Re: [PATCH 1/2] sched/fair: Fix bandwidth timer clock drift condition
From: Xunlei Pang
Date: Mon Jun 18 2018 - 22:57:26 EST
On 6/19/18 2:44 AM, bsegall@xxxxxxxxxx wrote:
> Xunlei Pang <xlpang@xxxxxxxxxxxxxxxxx> writes:
>
>> The current condition to judge clock drift in expire_cfs_rq_runtime()
>> is wrong, the two runtime_expires are actually the same when clock
>> drift happens, so this condtion can never hit. The orginal design was
>> correctly done by commit a9cf55b28610 ("sched: Expire invalid runtime"),
>> but was changed to be the current one due to its locking issue.
>>
>> This patch introduces another way, it adds a new field in both structure
>> cfs_rq and cfs_bandwidth to record the expiration update sequence, and
>> use them to figure out if clock drift happens(true if they equal).
>
> It might just be simplest to revert the comparison change - if we read a
> torn value, the worst that happens is we extend incorrectly, and that
> is exactly what happens if we just read the old value.
>
> An extra int isn't exactly the worst thing though, so whichever.
I tried that, it might still consume the old runtime in the worst case,
I choosed this way considering more cfs_b->runtime_expires change in the
2nd patch.
The extra fields added can gurantee the correct control, also it does
not increase the total size of the two structures.
Thanks,
Xunlei
>
>>
>> This fix is also needed by the following patch.
>>
>> Fixes: 51f2176d74ac ("sched/fair: Fix unlocked reads of some cfs_b->quota/period")

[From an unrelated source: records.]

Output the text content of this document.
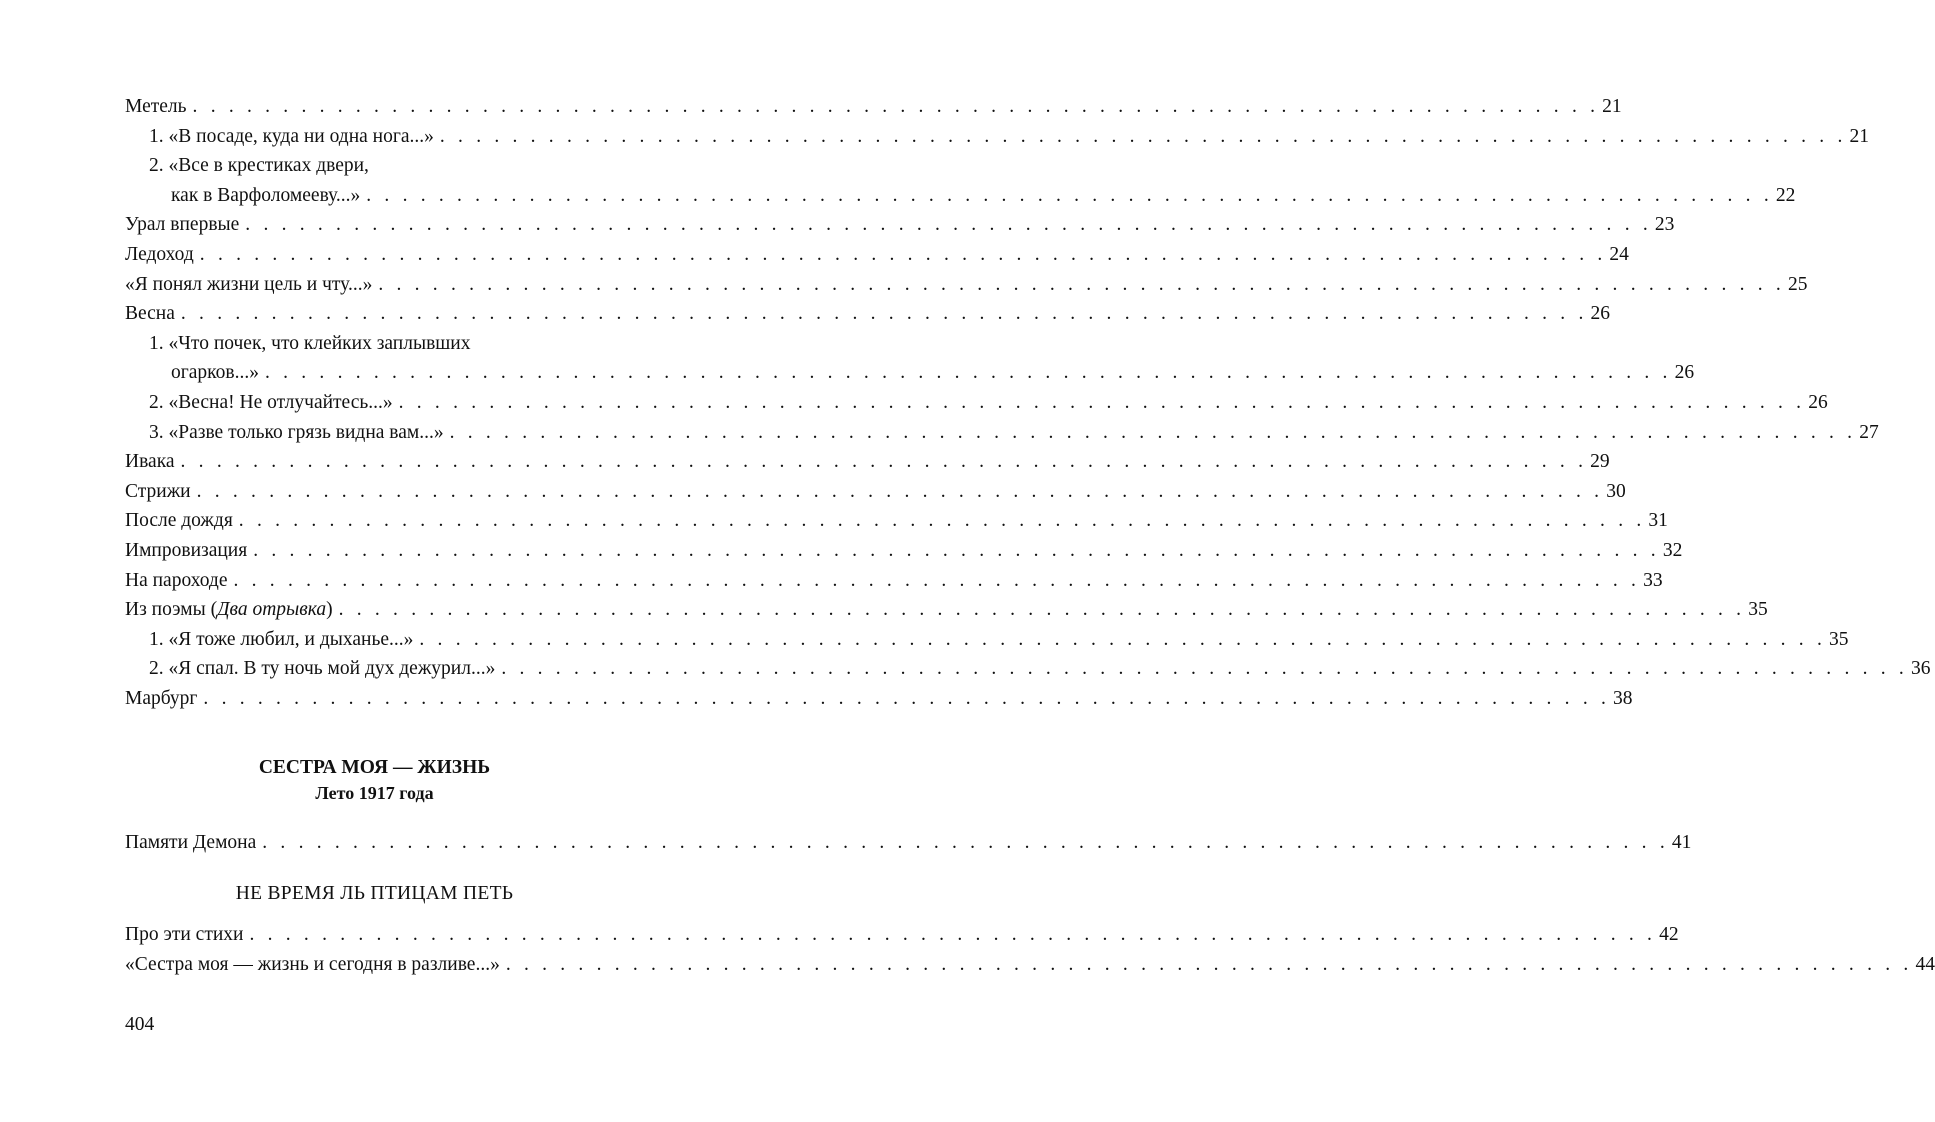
Метель . . . . . . . . . . . . . . . . . . . . . . . . . . . . . . . . . . . . . . . . . . . . . . . . . . . . . . . . . . . . . . . . . . . . . . . . . . . . . . 21
1. «В посаде, куда ни одна нога...» . . . . . . . . . . . . . . . . . . . . . . . . . . . . . . . . . . . . . . . . . . . . . . . . . . . . . . . . . . . . . . . . . . . . . . . . . . . . . . 21
2. «Все в крестиках двери,
как в Варфоломееву...» . . . . . . . . . . . . . . . . . . . . . . . . . . . . . . . . . . . . . . . . . . . . . . . . . . . . . . . . . . . . . . . . . . . . . . . . . . . . . . 22
Урал впервые . . . . . . . . . . . . . . . . . . . . . . . . . . . . . . . . . . . . . . . . . . . . . . . . . . . . . . . . . . . . . . . . . . . . . . . . . . . . . . 23
Ледоход . . . . . . . . . . . . . . . . . . . . . . . . . . . . . . . . . . . . . . . . . . . . . . . . . . . . . . . . . . . . . . . . . . . . . . . . . . . . . . 24
«Я понял жизни цель и чту...» . . . . . . . . . . . . . . . . . . . . . . . . . . . . . . . . . . . . . . . . . . . . . . . . . . . . . . . . . . . . . . . . . . . . . . . . . . . . . . 25
Весна . . . . . . . . . . . . . . . . . . . . . . . . . . . . . . . . . . . . . . . . . . . . . . . . . . . . . . . . . . . . . . . . . . . . . . . . . . . . . . 26
1. «Что почек, что клейких заплывших
огарков...» . . . . . . . . . . . . . . . . . . . . . . . . . . . . . . . . . . . . . . . . . . . . . . . . . . . . . . . . . . . . . . . . . . . . . . . . . . . . . . 26
2. «Весна! Не отлучайтесь...» . . . . . . . . . . . . . . . . . . . . . . . . . . . . . . . . . . . . . . . . . . . . . . . . . . . . . . . . . . . . . . . . . . . . . . . . . . . . . . 26
3. «Разве только грязь видна вам...» . . . . . . . . . . . . . . . . . . . . . . . . . . . . . . . . . . . . . . . . . . . . . . . . . . . . . . . . . . . . . . . . . . . . . . . . . . . . . . 27
Ивака . . . . . . . . . . . . . . . . . . . . . . . . . . . . . . . . . . . . . . . . . . . . . . . . . . . . . . . . . . . . . . . . . . . . . . . . . . . . . . 29
Стрижи . . . . . . . . . . . . . . . . . . . . . . . . . . . . . . . . . . . . . . . . . . . . . . . . . . . . . . . . . . . . . . . . . . . . . . . . . . . . . . 30
После дождя . . . . . . . . . . . . . . . . . . . . . . . . . . . . . . . . . . . . . . . . . . . . . . . . . . . . . . . . . . . . . . . . . . . . . . . . . . . . . . 31
Импровизация . . . . . . . . . . . . . . . . . . . . . . . . . . . . . . . . . . . . . . . . . . . . . . . . . . . . . . . . . . . . . . . . . . . . . . . . . . . . . . 32
На пароходе . . . . . . . . . . . . . . . . . . . . . . . . . . . . . . . . . . . . . . . . . . . . . . . . . . . . . . . . . . . . . . . . . . . . . . . . . . . . . . 33
Из поэмы (Два отрывка) . . . . . . . . . . . . . . . . . . . . . . . . . . . . . . . . . . . . . . . . . . . . . . . . . . . . . . . . . . . . . . . . . . . . . . . . . . . . . . 35
1. «Я тоже любил, и дыханье...» . . . . . . . . . . . . . . . . . . . . . . . . . . . . . . . . . . . . . . . . . . . . . . . . . . . . . . . . . . . . . . . . . . . . . . . . . . . . . . 35
2. «Я спал. В ту ночь мой дух дежурил...» . . . . . . . . . . . . . . . . . . . . . . . . . . . . . . . . . . . . . . . . . . . . . . . . . . . . . . . . . . . . . . . . . . . . . . . . . . . . . . 36
Марбург . . . . . . . . . . . . . . . . . . . . . . . . . . . . . . . . . . . . . . . . . . . . . . . . . . . . . . . . . . . . . . . . . . . . . . . . . . . . . . 38
СЕСТРА МОЯ — ЖИЗНЬ
Лето 1917 года
Памяти Демона . . . . . . . . . . . . . . . . . . . . . . . . . . . . . . . . . . . . . . . . . . . . . . . . . . . . . . . . . . . . . . . . . . . . . . . . . . . . . . 41
НЕ ВРЕМЯ ЛЬ ПТИЦАМ ПЕТЬ
Про эти стихи . . . . . . . . . . . . . . . . . . . . . . . . . . . . . . . . . . . . . . . . . . . . . . . . . . . . . . . . . . . . . . . . . . . . . . . . . . . . . . 42
«Сестра моя — жизнь и сегодня в разливе...» . . . . . . . . . . . . . . . . . . . . . . . . . . . . . . . . . . . . . . . . . . . . . . . . . . . . . . . . . . . . . . . . . . . . . . . . . . . . . . 44
404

>> Cc: Ben Segall <bsegall@xxxxxxxxxx>
>> Signed-off-by: Xunlei Pang <xlpang@xxxxxxxxxxxxxxxxx>
>> ---
>> kernel/sched/fair.c | 14 ++++++++------
>> kernel/sched/sched.h | 6 ++++--
>> 2 files changed, 12 insertions(+), 8 deletions(-)
>>
>> diff --git a/kernel/sched/fair.c b/kernel/sched/fair.c
>> index e497c05aab7f..9f384264e832 100644
>> --- a/kernel/sched/fair.c
>> +++ b/kernel/sched/fair.c
>> @@ -4590,6 +4590,7 @@ void __refill_cfs_bandwidth_runtime(struct cfs_bandwidth *cfs_b)

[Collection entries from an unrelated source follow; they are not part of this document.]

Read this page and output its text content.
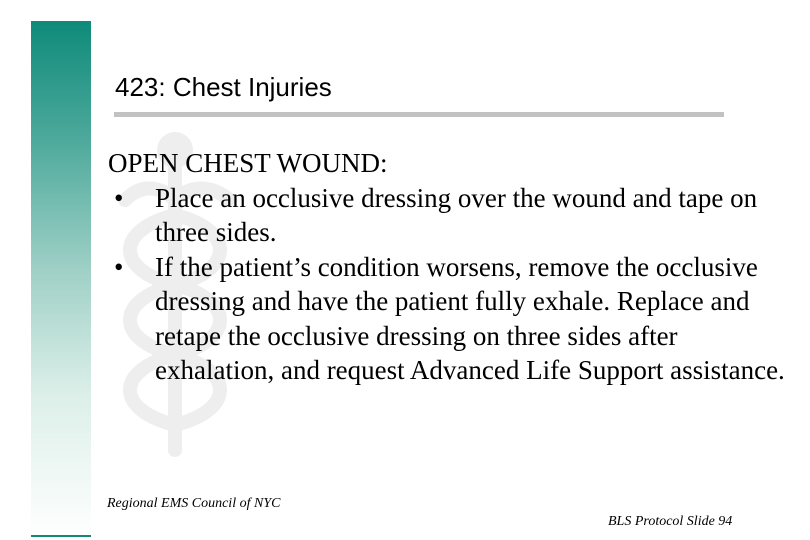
423: Chest Injuries
OPEN CHEST WOUND:
•	Place an occlusive dressing over the wound and tape on three sides.
•	If the patient’s condition worsens, remove the occlusive dressing and have the patient fully exhale. Replace and retape the occlusive dressing on three sides after exhalation, and request Advanced Life Support assistance.
Regional EMS Council of NYC
BLS Protocol Slide 94
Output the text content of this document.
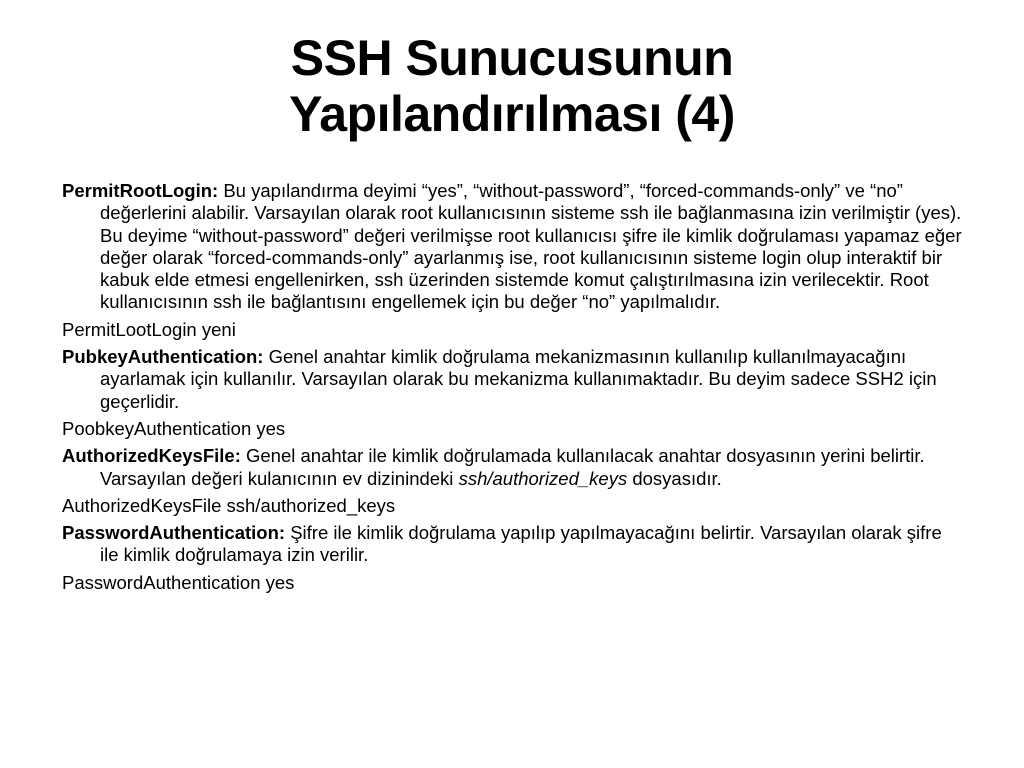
SSH Sunucusunun
Yapılandırılması (4)

PermitRootLogin: Bu yapılandırma deyimi “yes”, “without-password”, “forced-commands-only” ve “no” değerlerini alabilir. Varsayılan olarak root kullanıcısının sisteme ssh ile bağlanmasına izin verilmiştir (yes). Bu deyime “without-password” değeri verilmişse root kullanıcısı şifre ile kimlik doğrulaması yapamaz eğer değer olarak “forced-commands-only” ayarlanmış ise, root kullanıcısının sisteme login olup interaktif bir kabuk elde etmesi engellenirken, ssh üzerinden sistemde komut çalıştırılmasına izin verilecektir. Root kullanıcısının ssh ile bağlantısını engellemek için bu değer “no” yapılmalıdır.

PermitLootLogin yeni

PubkeyAuthentication: Genel anahtar kimlik doğrulama mekanizmasının kullanılıp kullanılmayacağını ayarlamak için kullanılır. Varsayılan olarak bu mekanizma kullanımaktadır. Bu deyim sadece SSH2 için geçerlidir.

PoobkeyAuthentication yes

AuthorizedKeysFile: Genel anahtar ile kimlik doğrulamada kullanılacak anahtar dosyasının yerini belirtir. Varsayılan değeri kulanıcının ev dizinindeki ssh/authorized_keys dosyasıdır.

AuthorizedKeysFile ssh/authorized_keys

PasswordAuthentication: Şifre ile kimlik doğrulama yapılıp yapılmayacağını belirtir. Varsayılan olarak şifre ile kimlik doğrulamaya izin verilir.

PasswordAuthentication yes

>> now = sched_clock_cpu(smp_processor_id());
>> cfs_b->runtime = cfs_b->quota;
>> cfs_b->runtime_expires = now + ktime_to_ns(cfs_b->period);
>> + cfs_b->expires_seq++;
>> }
>>
>> static inline struct cfs_bandwidth *tg_cfs_bandwidth(struct task_group *tg)
>> @@ -4612,6 +4613,7 @@ static int assign_cfs_rq_runtime(struct cfs_rq *cfs_rq)
>> struct task_group *tg = cfs_rq->tg;
>> struct cfs_bandwidth *cfs_b = tg_cfs_bandwidth(tg);
>> u64 amount = 0, min_amount, expires;
>> + int expires_seq;
>>
>> /* note: this is a positive sum as runtime_remaining <= 0 */
>> min_amount = sched_cfs_bandwidth_slice() - cfs_rq->runtime_remaining;
>> @@ -4629,6 +4631,7 @@ static int assign_cfs_rq_runtime(struct cfs_rq *cfs_rq)
>> }
>> }
>> expires = cfs_b->runtime_expires;
>> + expires_seq = cfs_b->expires_seq;
>> raw_spin_unlock(&cfs_b->lock);
>>
>> cfs_rq->runtime_remaining += amount;
>> @@ -4637,8 +4640,10 @@ static int assign_cfs_rq_runtime(struct cfs_rq *cfs_rq)
>> * spread between our sched_clock and the one on which runtime was
>> * issued.
>> */
>> - if ((s64)(expires - cfs_rq->runtime_expires) > 0)
>> + if ((s64)(expires - cfs_rq->runtime_expires) > 0) {
>> cfs_rq->runtime_expires = expires;
>> + cfs_rq->expires_seq = expires_seq;
>> + }
>>
>> return cfs_rq->runtime_remaining > 0;
>> }
>> @@ -4664,12 +4669,9 @@ static void expire_cfs_rq_runtime(struct cfs_rq *cfs_rq)
>> * has not truly expired.
>> *
>> * Fortunately we can check determine whether this the case by checking
>> - * whether the global deadline has advanced. It is valid to compare
>> - * cfs_b->runtime_expires without any locks since we only care about
>> - * exact equality, so a partial write will still work.
>> + * whether the global deadline(cfs_b->expires_seq) has advanced.
>> */
>> -
>> - if (cfs_rq->runtime_expires != cfs_b->runtime_expires) {
>> + if (cfs_rq->expires_seq == cfs_b->expires_seq) {
>> /* extend local deadline, drift is bounded above by 2 ticks */
>> cfs_rq->runtime_expires += TICK_NSEC;
>> } else {
>> diff --git a/kernel/sched/sched.h b/kernel/sched/sched.h
>> index 6601baf2361c..e977e04f8daf 100644
>> --- a/kernel/sched/sched.h
>> +++ b/kernel/sched/sched.h
>> @@ -334,9 +334,10 @@ struct cfs_bandwidth {
>> u64 runtime;
>> s64 hierarchical_quota;
>> u64 runtime_expires;
>> + int expires_seq;
>>
>> - int idle;
>> - int period_active;
>> + short idle;
>> + short period_active;
>> struct hrtimer period_timer;
>> struct hrtimer slack_timer;
>> struct list_head throttled_cfs_rq;
>> @@ -551,6 +552,7 @@ struct cfs_rq {
>>
>> #ifdef CONFIG_CFS_BANDWIDTH
>> int runtime_enabled;
>> + int expires_seq;
>> u64 runtime_expires;
>> s64 runtime_remaining;